Apesar de achar o artigo "interessante", não compartilho das ideias centrais dos autores (ambos - Cipolla e Coutinho!) que parecem ver o mundo estereotipado biologicamente e geneticamente determinado. Essa visão afasta quaisquer socializações ou ações do meio sobre o indivíduo, pois de acordo com a Segunda Lei do artigo de Carlo Cipolla, a estupidez é biogeneticamente determinada, como vimos. Logo, este tipo de argumentos pode engendrar, sim, racismos e preconceitos étnicos. Foram argumentos deste tipo que promoveram, por exemplo, a criminalização da homossexualidade, o extermínio de judeus, entre outras barbáries.
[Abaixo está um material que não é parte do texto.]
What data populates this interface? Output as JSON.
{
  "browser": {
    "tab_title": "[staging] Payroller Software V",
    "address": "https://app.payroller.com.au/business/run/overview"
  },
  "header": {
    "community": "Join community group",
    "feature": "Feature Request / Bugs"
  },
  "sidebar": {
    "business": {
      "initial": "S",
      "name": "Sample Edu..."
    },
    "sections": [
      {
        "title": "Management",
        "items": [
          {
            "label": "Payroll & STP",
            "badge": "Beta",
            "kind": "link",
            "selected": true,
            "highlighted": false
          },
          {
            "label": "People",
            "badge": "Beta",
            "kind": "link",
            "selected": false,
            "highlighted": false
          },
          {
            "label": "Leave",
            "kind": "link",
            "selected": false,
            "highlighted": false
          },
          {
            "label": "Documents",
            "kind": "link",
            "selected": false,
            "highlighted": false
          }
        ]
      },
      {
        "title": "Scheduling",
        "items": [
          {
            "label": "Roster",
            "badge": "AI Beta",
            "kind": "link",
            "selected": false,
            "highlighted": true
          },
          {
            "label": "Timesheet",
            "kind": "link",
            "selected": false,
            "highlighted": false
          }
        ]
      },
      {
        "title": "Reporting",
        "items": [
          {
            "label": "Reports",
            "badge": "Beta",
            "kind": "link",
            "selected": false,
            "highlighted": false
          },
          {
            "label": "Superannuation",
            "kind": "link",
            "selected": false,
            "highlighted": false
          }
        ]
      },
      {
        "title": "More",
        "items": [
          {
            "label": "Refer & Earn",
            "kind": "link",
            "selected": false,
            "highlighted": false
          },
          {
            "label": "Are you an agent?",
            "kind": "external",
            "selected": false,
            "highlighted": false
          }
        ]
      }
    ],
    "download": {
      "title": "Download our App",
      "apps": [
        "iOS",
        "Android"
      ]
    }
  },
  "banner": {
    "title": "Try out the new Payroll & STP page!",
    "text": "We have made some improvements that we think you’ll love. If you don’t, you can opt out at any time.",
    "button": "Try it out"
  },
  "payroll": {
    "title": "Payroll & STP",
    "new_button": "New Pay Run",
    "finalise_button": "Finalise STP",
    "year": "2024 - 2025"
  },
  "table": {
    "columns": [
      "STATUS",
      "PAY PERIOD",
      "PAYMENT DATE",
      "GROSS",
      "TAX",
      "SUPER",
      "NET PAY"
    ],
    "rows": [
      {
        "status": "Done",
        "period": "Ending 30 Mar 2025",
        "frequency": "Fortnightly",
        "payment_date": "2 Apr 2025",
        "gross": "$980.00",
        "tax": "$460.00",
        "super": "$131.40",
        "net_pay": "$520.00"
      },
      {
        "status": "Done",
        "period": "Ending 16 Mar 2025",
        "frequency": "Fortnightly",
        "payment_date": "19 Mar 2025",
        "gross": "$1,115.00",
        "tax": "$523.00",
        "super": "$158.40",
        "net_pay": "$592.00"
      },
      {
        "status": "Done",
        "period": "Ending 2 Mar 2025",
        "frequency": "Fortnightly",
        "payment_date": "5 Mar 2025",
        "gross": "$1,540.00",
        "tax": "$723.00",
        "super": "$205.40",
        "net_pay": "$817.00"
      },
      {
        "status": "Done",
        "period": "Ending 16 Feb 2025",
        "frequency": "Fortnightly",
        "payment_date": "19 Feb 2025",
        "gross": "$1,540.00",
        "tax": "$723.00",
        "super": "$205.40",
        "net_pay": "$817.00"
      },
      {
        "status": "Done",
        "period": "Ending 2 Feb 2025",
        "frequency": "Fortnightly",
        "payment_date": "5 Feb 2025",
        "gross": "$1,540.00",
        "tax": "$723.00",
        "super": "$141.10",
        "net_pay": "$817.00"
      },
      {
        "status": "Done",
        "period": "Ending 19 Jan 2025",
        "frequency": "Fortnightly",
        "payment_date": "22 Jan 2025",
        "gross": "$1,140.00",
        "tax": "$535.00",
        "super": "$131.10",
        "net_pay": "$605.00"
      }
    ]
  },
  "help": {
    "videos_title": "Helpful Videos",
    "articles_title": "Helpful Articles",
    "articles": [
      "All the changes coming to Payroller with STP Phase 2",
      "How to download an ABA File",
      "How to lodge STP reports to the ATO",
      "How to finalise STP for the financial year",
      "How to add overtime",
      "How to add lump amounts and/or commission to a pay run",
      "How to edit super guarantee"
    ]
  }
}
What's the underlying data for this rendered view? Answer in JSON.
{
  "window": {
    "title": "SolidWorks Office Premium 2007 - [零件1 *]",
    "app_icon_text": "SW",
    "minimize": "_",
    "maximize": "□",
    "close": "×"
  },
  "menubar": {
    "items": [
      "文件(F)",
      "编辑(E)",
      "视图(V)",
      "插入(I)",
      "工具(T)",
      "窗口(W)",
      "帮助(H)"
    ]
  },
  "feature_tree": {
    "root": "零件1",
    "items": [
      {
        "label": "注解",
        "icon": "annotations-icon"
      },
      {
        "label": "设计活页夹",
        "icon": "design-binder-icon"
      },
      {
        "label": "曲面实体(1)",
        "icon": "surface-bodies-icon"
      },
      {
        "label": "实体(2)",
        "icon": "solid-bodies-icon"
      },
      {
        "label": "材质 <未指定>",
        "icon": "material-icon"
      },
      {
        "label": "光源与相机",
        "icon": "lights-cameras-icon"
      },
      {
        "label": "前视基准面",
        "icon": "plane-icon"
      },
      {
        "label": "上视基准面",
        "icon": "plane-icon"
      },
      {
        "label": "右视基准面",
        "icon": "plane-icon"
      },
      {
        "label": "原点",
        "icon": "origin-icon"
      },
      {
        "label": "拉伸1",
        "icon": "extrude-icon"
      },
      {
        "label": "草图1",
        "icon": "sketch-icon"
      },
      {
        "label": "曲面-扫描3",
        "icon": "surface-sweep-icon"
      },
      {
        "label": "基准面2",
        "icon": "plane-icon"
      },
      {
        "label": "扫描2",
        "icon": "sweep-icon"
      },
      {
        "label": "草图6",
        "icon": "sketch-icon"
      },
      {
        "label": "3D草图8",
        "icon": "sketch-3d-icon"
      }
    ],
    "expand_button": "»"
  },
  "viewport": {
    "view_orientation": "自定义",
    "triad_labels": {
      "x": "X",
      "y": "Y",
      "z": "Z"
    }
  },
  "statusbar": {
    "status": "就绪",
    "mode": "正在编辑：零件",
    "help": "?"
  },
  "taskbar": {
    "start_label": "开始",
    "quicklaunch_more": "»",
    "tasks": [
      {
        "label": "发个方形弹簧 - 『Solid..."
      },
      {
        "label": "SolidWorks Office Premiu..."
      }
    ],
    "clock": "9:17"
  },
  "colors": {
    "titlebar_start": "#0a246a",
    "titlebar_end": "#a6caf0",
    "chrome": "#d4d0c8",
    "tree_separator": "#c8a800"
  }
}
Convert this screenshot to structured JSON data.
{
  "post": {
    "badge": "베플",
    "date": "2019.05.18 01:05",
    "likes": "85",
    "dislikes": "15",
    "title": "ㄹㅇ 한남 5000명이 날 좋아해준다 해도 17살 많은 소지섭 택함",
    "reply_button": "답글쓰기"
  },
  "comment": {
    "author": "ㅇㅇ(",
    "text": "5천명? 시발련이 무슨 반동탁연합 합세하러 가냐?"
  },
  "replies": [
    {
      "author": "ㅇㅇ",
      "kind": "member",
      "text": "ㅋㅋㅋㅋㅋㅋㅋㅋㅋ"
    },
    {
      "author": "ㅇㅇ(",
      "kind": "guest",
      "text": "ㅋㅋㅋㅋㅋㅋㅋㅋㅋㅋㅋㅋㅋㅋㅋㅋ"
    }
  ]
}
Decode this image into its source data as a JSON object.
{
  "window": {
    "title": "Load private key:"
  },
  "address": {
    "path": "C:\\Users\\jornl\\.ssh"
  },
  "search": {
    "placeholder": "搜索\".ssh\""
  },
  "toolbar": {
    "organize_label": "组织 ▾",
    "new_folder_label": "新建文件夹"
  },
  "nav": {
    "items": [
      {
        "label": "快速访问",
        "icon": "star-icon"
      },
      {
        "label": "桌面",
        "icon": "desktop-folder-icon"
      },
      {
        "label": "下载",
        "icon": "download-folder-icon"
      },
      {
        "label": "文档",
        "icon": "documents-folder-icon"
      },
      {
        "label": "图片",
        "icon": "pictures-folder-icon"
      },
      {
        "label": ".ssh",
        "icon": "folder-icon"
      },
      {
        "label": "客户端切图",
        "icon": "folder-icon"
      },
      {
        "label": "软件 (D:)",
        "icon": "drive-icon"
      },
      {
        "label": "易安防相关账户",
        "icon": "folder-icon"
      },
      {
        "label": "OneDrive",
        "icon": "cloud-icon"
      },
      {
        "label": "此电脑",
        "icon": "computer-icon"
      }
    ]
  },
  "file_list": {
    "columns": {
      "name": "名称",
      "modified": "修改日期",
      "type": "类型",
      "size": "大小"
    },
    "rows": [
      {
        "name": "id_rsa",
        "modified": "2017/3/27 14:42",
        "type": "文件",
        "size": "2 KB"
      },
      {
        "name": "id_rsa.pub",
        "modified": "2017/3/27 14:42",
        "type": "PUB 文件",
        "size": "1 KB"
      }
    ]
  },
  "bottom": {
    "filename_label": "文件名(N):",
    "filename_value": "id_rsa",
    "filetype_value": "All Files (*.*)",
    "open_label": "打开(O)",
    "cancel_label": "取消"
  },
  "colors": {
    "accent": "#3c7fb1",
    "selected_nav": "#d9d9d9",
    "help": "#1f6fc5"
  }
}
Coutinho procura fundamentos biogenéticos para distinções e classificações e encontra-os em Cipolla. Afirma que “o ensaio de Cipolla tem a rara qualidade de iluminar o mundo”. Como assim? Excluir categorias analíticas sociais para explicar os indivíduos, os seus comportamentos, as suas práticas e ações, enfim, para explicar a sociedade requer apenas que saibamos que há 4 tipos de pessoas, todos determinados inescapavelmente pela Divina Provvidenza? A ideologia impera ante verdades fatuais, inclusive quando, nesta perspectiva absurda, escolhe-se a categoria dos "estúpidos" que, de algum modo, pode atrair simpatizantes de todos os lados, da direita ou da esquerda. Ou seja: parece deixar explícito que o “estúpido” é aquele que não compactua com o que defendemos apaixonadamente. Assim, para os de esquerda, os estúpidos seriam os de direita, e vice-versa. Com poucas exceções, claro!
O problema epistemológico dessa abordagem determinista é conceituar, nos moldes crítico-racionais, sem interferência ideológica, o que seria um estúpido. Cipolla tenta, em “un intervallo técnico”, “chiarire il concetto di stupidità umana e definire la dramatis persona”. E, nisto, procurar distorcer o real sentido grego aristotélico do ζῷον πoλιτικόν. Se a estupidez é realmente passível de análise positivista, técnica, biológica determinista, como ele pretende então afastar definitivamente as influências externas, sociais, inter-humanas? À base de retórica? À base de argumentos sofismáticos travestidos de um cientificismo decadente recheado de gráficos, "leis" e ideologias?
Deve-se ter muito cuidado com estes argumentos. Eles podem levar a consequências perigosas, como àquelas que aconteceram no nazismo alemão. A esfera humana é muito complexa para ser analiticamente concebida in totum por uma "resposta inultrapassável". Como bem disse Kant, citando Horácio, "sapere aude"!